Tüm hizmetler mahalle bazında karşılanacağından, yerel hizmetlerin yönlendirmesinde halk yetkilendirilecek. Bugün Paris’te “katılımcı bütçe” uygulanıyor ve yatırım bütçesinin %5’i halk tarafından yönlendiriliyor. 15 Dakikalık Kent uygulamasıyla beraber bu %25’e çıkartılacak.
Şehirleri çevreye ve insanlığa duyarlılığın buluştuğu yerler olarak gören Hidalgo, 15 Dakikalık Kent modelini bu
görüşün uygulaması olarak benimsiyor.

Diğer Kentler…
Profesör Moreno, pandemi süresi başladığından beri şehirlerin 15 Dakikalık Kent modeline olan ilgisinin de artmaya
başladığını anlatıyor. “Bu konuda bilgi isteyenlerin yanı sıra bunu uygulamak için arayan kentler oldu. Tabii bu ilgi ve uygulama konusunda yardımistenmesi beni çok mutlu ediyor”.
İtalya’da özellikle 15 Dakikalık Kent fikrini uygulamak isteyen kentler var. Milano Belediye Başkanı Giuseppe Sala, Nisan’da Milano’da 15 Dakikalık Kent vizyonunu uygulamaya koyacaklarını açıkladı. “İtalya’nın ekonomi başkenti olan Milano’nun kararı çok önemli. Ayrıca ben de gurur duydum çünkü Sala benim çalışmalarımdan etkilendiğini,
o nedenle bu kararı aldığını söyledi”.
Avustralya’nın Melbourne kentinde geçen yıl yapılan oylamada halk “20 Dakikalık Mahalle” uygulamasını kabul
etti. Kanada’nın Ottawa kenti ve İskoçya’nın Edinburgh kenti de 15 Dakikalık Kent uygulamasını başlattı. Bugün çok sayıda kent bu modeli tartışıyor, kısmen de olsa uygulamaya başladı: Portland, Kopenhag, Utrecht bunlardan birkaçı. Çok sayıda kentte sokaklar araba trafiğine kapatılıyor ve bu alanlar halkın kullanımına açılıyor.Araç odaklı kentlerden insan odaklı kentlere geçiş var. Ve bu geçişin yol haritası ise 15 Dakikalık Kent modeli.

COVID-19 Sonrası
“15 Dakikalık Kente büyük ilgi var, çünkü COVID-19 sonrası büyük değişim gerekiyor. Eski paradigmalarla devam edemeyiz.
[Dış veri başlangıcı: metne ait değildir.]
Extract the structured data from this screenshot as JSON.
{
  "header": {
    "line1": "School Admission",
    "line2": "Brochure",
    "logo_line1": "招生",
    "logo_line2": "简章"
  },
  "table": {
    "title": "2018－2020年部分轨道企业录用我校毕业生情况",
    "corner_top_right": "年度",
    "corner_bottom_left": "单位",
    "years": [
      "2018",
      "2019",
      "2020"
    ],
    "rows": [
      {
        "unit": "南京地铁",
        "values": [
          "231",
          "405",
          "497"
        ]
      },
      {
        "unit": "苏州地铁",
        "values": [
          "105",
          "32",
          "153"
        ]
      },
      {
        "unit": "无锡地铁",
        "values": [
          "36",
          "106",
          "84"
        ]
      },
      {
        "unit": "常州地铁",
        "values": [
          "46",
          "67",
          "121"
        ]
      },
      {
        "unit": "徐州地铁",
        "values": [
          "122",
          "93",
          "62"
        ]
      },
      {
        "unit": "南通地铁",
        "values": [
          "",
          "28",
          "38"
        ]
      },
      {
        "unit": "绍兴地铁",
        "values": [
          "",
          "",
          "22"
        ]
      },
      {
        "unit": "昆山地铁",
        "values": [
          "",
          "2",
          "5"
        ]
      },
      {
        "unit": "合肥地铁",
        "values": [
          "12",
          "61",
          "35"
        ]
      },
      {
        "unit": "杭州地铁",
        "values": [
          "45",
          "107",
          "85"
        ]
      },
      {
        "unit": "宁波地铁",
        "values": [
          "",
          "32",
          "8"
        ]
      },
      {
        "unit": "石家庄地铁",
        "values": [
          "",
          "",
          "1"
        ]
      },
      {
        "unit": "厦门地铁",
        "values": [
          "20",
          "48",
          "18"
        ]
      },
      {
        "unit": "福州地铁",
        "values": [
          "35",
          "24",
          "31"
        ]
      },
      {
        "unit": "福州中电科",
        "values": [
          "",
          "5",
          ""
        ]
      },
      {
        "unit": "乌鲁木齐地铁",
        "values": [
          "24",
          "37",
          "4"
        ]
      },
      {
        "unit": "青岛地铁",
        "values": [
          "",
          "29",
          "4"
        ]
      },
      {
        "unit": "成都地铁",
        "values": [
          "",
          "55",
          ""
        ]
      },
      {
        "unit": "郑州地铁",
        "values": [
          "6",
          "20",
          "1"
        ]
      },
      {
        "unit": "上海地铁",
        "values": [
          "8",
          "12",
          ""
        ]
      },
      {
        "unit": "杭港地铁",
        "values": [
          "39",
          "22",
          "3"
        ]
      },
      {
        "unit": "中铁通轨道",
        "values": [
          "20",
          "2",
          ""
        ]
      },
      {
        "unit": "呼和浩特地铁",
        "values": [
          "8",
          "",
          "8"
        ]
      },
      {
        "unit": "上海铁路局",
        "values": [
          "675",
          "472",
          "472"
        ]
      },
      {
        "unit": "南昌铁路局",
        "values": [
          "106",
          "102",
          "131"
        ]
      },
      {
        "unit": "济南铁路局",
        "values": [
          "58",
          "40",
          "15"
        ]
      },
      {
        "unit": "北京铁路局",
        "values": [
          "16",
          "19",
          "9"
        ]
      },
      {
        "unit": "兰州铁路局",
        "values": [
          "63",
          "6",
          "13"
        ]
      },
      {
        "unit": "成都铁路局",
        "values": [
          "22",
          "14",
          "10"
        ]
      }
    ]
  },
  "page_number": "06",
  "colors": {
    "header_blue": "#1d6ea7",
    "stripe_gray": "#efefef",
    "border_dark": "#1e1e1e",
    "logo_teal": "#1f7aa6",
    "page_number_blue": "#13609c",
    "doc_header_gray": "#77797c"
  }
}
Kentlerde trafik tıkanıklığından kaynaklanan hava kirliliği sağlığımızı tehdit ediyor ve zaman kaybına neden oluyor. Kentsel yaşam çok yoğun ve böyle yaşamaya devam edemeyiz. İlk ikaz iklim krizi oldu. Bu konu dünyada yeni bir hareketliliğin başlamasına neden oldu. Yaşam tarzımızı değiştirmek gerektiği mesajı dünyanın her yerine yayıldı, yayılıyor. Bugün ise pandemi bize aynı mesajı veriyor. Değişim gerek.

İnsanlar da değişim istiyor. Bizim görevimiz çözüm üretmek. Hemen, şimdi. Yarın bakarız deme lüksümüz kalmadı.